We prove a quantitative, finitary version of Trofimov’s result that a connected, locally finite vertex-transitive graph Γ of polynomial growth admits a quotient with finite fibres on which the action of Aut(Γ) is virtually nilpotent with finite vertex stabilisers. We also present some applications. We show that a finite, connected vertex-transitive graph Γ of large diameter admits a quotient with fibres of small diameter on which the action of Aut(Γ) is virtually abelian with vertex stabilisers of bounded size. We also show that Γ has moderate growth in the sense of Diaconis and Saloff-Coste, which is known to imply that the mixing and relaxation times of the lazy random walk on Γ are quadratic in the diameter. These results extend results of Breuillard and the second author for finite Cayley graphs of large diameter.
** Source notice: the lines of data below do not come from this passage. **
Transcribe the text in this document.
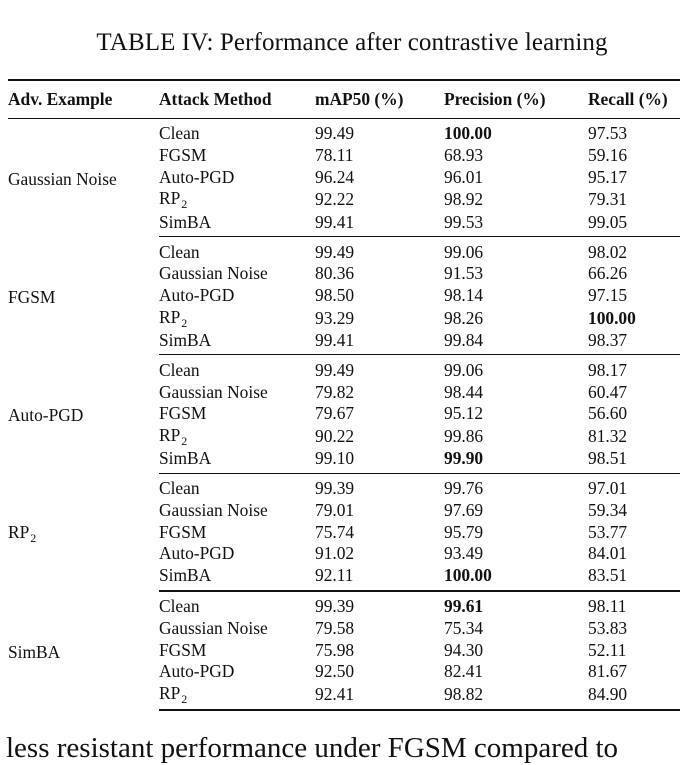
TABLE IV: Performance after contrastive learning
Adv. Example	Attack Method	mAP50 (%)	Precision (%)	Recall (%)
Gaussian Noise	Clean	99.49	100.00	97.53
	FGSM	78.11	68.93	59.16
	Auto-PGD	96.24	96.01	95.17
	$RP_2$	92.22	98.92	79.31
	SimBA	99.41	99.53	99.05
FGSM	Clean	99.49	99.06	98.02
	Gaussian Noise	80.36	91.53	66.26
	Auto-PGD	98.50	98.14	97.15
	$RP_2$	93.29	98.26	100.00
	SimBA	99.41	99.84	98.37
Auto-PGD	Clean	99.49	99.06	98.17
	Gaussian Noise	79.82	98.44	60.47
	FGSM	79.67	95.12	56.60
	$RP_2$	90.22	99.86	81.32
	SimBA	99.10	99.90	98.51
$RP_2$	Clean	99.39	99.76	97.01
	Gaussian Noise	79.01	97.69	59.34
	FGSM	75.74	95.79	53.77
	Auto-PGD	91.02	93.49	84.01
	SimBA	92.11	100.00	83.51
SimBA	Clean	99.39	99.61	98.11
	Gaussian Noise	79.58	75.34	53.83
	FGSM	75.98	94.30	52.11
	Auto-PGD	92.50	82.41	81.67
	$RP_2$	92.41	98.82	84.90
less resistant performance under FGSM compared to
Finally, given a connected, locally finite vertex-transitive graph Γ exhibiting polynomial growth at a single, sufficiently large scale, we describe its growth at subsequent scales, extending a result of Tao and an earlier result of our own for Cayley graphs. In forthcoming work we will give further applications.

我们证明了Trofimov结果的定量的最终版本，即多项式增长的连接的局部有限的顶点-传递图Γ允许包含有限纤维的商，在该纤维上Aut（Γ）的作用实际上与有限顶点稳定器是幂等的。我们还介绍了一些应用程序。我们表明，一个大直径的有限连通顶点传递图Γ接纳一个小直径纤维的商，在该商数上，Aut（Γ）的作用实际上是阿贝尔式的，具有一定大小的顶点稳定器。我们还表明，在Diaconis和Saloff-Coste的意义上，Γ具有适度的增长，这已知意味着Γ上的惰性随机游走的混合和弛豫时间直径是平方的。这些结果扩展了Breuillard和第二作者关于大直径有限Cayley图的结果。最后，给定一个在单个足够大的尺度上展示多项式增长的连接的局部有限顶点传递图Γ，我们描述其在随后尺度上的增长，扩展了Tao的结果和我们自己对Cayley图的更早结果。在即将进行的工作中，我们将提供进一步的应用程序。